A ten percent improvement – a third of a goal a game – is improvement. Given that the Caps were thought by many to be still a struggling team on the defensive side coming into this season, the improvement can be considered a bit of a surprise. They are giving up fewer goals per game than three clubs in the playoff mix – Nashville, Colorado, and Carolina.

For those who argue that the Capitals defense is the source of their problems, we can say that the defense is not yet top-notch, but it is not the source of the problem, either. Even the Rangers, whose offense is worse than Washington’s so far, has dropped off by 0.85 goals/game from a similar point last year (through 26 games), compared to the 1.04 dropoff the Caps have experienced. No club can fall off by more than a goal a game on offense and have reasonable expectations of making the playoffs, not in this NHL.

Perhaps the good news here is that Bruce Boudreau seems more of an offensive-oriented, attack-based coach than was Glen Hanlon. Given a few days to perfect the system he wants to install, the Caps might come out in the “second period” of the season with a little more juice in their game. The early returns were encouraging…in 21 games under Hanlon, the Caps averaged 2.24 goals/game; under Boudreau so far in six games – 2.67 goals/game. It isn’t a lot of games to draw conclusions, and it isn’t the large improvement this club might need to get back into the thick of things. But it is an improvement, and the Caps “look” more energized in the last half dozen games than they have since the first few games of the season.

On an icy road

The Purdue University web site has this to say about its club sports program:

The Club Sports Program offers a unique blend of team and individual sports with intercollegiate opportunities for club members. Each club receives professional guidance, facility usage, and some financial support. Club members help with their own expenses through payment of individual semester and/or annual dues, fund-raising projects, and special assessments.

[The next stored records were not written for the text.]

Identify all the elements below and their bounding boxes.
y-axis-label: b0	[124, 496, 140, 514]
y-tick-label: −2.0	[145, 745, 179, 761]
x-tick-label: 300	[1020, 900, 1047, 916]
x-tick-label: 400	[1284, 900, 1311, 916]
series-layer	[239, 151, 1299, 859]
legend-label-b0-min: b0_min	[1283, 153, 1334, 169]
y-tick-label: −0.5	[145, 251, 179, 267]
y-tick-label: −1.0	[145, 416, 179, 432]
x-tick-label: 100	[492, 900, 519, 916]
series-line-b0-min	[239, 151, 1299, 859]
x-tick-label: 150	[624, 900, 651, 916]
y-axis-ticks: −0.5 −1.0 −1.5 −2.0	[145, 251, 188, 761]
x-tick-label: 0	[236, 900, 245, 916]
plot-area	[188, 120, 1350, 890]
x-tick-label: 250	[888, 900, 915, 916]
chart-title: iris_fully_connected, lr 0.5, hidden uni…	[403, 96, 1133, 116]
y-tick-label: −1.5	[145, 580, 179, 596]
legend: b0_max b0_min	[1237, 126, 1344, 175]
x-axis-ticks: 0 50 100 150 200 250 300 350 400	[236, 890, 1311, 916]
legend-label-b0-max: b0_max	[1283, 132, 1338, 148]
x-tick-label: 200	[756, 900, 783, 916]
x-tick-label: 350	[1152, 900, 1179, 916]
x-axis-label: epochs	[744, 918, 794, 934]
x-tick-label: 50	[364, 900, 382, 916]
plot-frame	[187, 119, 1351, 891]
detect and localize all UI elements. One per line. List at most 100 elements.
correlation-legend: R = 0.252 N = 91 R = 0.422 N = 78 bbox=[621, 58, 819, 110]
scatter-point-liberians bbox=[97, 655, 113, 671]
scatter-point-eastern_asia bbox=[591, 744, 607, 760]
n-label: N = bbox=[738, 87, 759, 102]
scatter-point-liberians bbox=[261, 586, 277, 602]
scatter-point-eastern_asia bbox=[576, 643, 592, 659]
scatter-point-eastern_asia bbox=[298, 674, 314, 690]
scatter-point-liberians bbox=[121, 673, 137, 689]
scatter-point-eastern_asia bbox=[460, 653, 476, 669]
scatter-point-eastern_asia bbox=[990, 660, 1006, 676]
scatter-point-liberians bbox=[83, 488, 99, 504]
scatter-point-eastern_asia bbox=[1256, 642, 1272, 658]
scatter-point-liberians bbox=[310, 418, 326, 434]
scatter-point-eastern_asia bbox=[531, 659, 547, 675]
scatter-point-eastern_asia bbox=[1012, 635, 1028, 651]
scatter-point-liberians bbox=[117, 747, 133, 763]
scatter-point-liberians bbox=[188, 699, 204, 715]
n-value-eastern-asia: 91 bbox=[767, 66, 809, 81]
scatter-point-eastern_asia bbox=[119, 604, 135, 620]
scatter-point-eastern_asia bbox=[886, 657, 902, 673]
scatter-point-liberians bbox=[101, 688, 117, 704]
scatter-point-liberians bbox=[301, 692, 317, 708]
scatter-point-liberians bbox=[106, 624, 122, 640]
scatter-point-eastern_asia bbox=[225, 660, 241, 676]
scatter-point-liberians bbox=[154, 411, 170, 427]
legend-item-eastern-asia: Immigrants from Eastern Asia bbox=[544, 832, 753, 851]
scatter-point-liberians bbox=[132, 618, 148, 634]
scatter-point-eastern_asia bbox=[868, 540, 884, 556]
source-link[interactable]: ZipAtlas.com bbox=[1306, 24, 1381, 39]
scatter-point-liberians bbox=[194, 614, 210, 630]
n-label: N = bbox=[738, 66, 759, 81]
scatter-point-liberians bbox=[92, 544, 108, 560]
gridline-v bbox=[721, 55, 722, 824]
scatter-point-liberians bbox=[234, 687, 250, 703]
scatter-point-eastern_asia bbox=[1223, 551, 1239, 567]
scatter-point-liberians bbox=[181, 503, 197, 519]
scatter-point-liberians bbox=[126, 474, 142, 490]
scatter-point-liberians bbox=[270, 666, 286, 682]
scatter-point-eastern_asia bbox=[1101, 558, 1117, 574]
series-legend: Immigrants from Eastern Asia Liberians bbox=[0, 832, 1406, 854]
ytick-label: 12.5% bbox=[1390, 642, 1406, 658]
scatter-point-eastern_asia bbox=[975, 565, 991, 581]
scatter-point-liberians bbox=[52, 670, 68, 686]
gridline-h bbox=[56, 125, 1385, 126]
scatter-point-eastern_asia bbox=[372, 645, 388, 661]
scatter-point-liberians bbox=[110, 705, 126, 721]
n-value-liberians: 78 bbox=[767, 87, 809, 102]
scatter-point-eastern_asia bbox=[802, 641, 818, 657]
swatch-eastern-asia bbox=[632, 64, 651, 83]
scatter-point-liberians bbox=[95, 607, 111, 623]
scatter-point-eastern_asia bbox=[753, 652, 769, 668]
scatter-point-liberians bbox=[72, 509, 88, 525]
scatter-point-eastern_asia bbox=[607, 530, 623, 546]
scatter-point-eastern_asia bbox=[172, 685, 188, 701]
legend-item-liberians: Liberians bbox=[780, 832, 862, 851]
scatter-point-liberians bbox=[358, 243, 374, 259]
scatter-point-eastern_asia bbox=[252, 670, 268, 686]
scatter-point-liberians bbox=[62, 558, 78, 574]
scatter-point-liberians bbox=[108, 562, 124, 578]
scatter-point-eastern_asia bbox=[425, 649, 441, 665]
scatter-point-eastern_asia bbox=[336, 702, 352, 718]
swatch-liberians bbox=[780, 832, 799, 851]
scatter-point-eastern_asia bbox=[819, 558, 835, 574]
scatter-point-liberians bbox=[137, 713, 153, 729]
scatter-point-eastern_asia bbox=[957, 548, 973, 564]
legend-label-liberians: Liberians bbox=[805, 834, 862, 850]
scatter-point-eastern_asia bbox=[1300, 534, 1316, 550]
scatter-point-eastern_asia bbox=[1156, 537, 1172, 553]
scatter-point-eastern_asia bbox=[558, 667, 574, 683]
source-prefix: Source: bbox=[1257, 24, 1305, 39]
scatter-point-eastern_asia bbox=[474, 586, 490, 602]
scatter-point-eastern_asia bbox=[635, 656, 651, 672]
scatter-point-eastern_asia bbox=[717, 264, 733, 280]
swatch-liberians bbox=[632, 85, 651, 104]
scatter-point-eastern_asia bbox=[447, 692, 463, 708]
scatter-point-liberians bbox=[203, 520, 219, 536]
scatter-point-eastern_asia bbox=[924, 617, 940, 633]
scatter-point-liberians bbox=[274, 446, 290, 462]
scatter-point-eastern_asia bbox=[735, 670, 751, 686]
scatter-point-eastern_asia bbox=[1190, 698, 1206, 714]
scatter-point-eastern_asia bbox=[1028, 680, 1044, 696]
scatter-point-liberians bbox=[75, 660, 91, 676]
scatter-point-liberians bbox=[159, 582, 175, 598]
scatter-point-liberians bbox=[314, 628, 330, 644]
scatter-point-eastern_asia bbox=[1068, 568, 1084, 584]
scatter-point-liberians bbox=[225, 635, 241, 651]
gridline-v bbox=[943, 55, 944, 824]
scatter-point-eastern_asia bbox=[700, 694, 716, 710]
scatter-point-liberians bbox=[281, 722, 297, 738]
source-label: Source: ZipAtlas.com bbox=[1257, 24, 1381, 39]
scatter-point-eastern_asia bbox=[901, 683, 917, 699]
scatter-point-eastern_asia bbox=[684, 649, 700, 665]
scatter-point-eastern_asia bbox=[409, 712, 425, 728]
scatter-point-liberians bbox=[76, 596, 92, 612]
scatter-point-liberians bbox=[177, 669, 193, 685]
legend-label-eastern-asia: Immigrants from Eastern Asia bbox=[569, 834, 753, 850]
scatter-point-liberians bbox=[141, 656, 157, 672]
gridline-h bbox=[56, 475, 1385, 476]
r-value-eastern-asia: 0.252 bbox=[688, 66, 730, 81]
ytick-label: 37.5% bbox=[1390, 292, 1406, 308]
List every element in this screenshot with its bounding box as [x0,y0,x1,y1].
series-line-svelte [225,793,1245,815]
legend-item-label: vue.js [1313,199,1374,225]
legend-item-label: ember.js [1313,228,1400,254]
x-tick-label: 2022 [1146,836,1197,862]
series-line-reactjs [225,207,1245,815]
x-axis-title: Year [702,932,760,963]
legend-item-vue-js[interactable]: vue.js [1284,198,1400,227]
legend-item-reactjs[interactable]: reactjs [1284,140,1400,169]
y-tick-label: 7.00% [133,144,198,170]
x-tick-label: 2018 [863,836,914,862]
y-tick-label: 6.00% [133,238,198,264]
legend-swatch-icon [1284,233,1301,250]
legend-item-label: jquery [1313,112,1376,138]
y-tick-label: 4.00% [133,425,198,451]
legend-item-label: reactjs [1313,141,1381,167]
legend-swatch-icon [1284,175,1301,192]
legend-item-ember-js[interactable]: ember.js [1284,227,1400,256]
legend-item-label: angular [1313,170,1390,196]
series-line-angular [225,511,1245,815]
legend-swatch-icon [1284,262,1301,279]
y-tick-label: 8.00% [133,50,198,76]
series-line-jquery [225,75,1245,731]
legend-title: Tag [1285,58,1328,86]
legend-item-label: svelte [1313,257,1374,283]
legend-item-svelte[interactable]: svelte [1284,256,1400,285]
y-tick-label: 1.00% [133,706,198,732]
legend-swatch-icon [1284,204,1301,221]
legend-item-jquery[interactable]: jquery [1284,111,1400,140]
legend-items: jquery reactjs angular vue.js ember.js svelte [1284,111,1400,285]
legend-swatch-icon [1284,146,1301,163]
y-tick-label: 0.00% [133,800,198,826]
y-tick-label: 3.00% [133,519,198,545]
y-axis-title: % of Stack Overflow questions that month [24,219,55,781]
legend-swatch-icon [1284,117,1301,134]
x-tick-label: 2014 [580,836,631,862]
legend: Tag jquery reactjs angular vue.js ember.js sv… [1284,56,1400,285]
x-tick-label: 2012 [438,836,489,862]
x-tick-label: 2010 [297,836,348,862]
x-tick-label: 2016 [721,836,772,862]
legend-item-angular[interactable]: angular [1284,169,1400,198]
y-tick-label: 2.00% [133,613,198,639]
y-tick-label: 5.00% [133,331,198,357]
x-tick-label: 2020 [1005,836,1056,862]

These are kids who participate out of their love of the sport. But misfortune hit the Purdue men's ice hockey club squad yesterday on a road in Indiana. The program reports:

A member of the Purdue University Ice Hockey Club team died and seven of his teammates were injured Saturday afternoon (Dec. 1) when the van in which they were riding rolled over after sliding on ice-slickened Ind. 25, five miles north of Wingate, Ind.

The accident occurred at about 3:45 p.m. as the 20 team members, two coaches and a manager were traveling to the David S. Palmer Arena in Danville, Ill., for a scheduled 5 p.m. game against Holy Cross College of South Bend, Ind.

The Purdue Exponent -- the student newspaper -- reports that the student killed in the accident is defenseman Andrew Jackson, of Chanhassen, MN. It might not get the attention of the larger programs of their sister schools in the Big Ten, such as Minnesota, Wisconsin, Michigan, or Michigan State, but in its own right it is a successful program -- winners of nine of their first 11 games this year -- and this morning we thought we'd remember these kids and their fans for their loss and their love of the sport.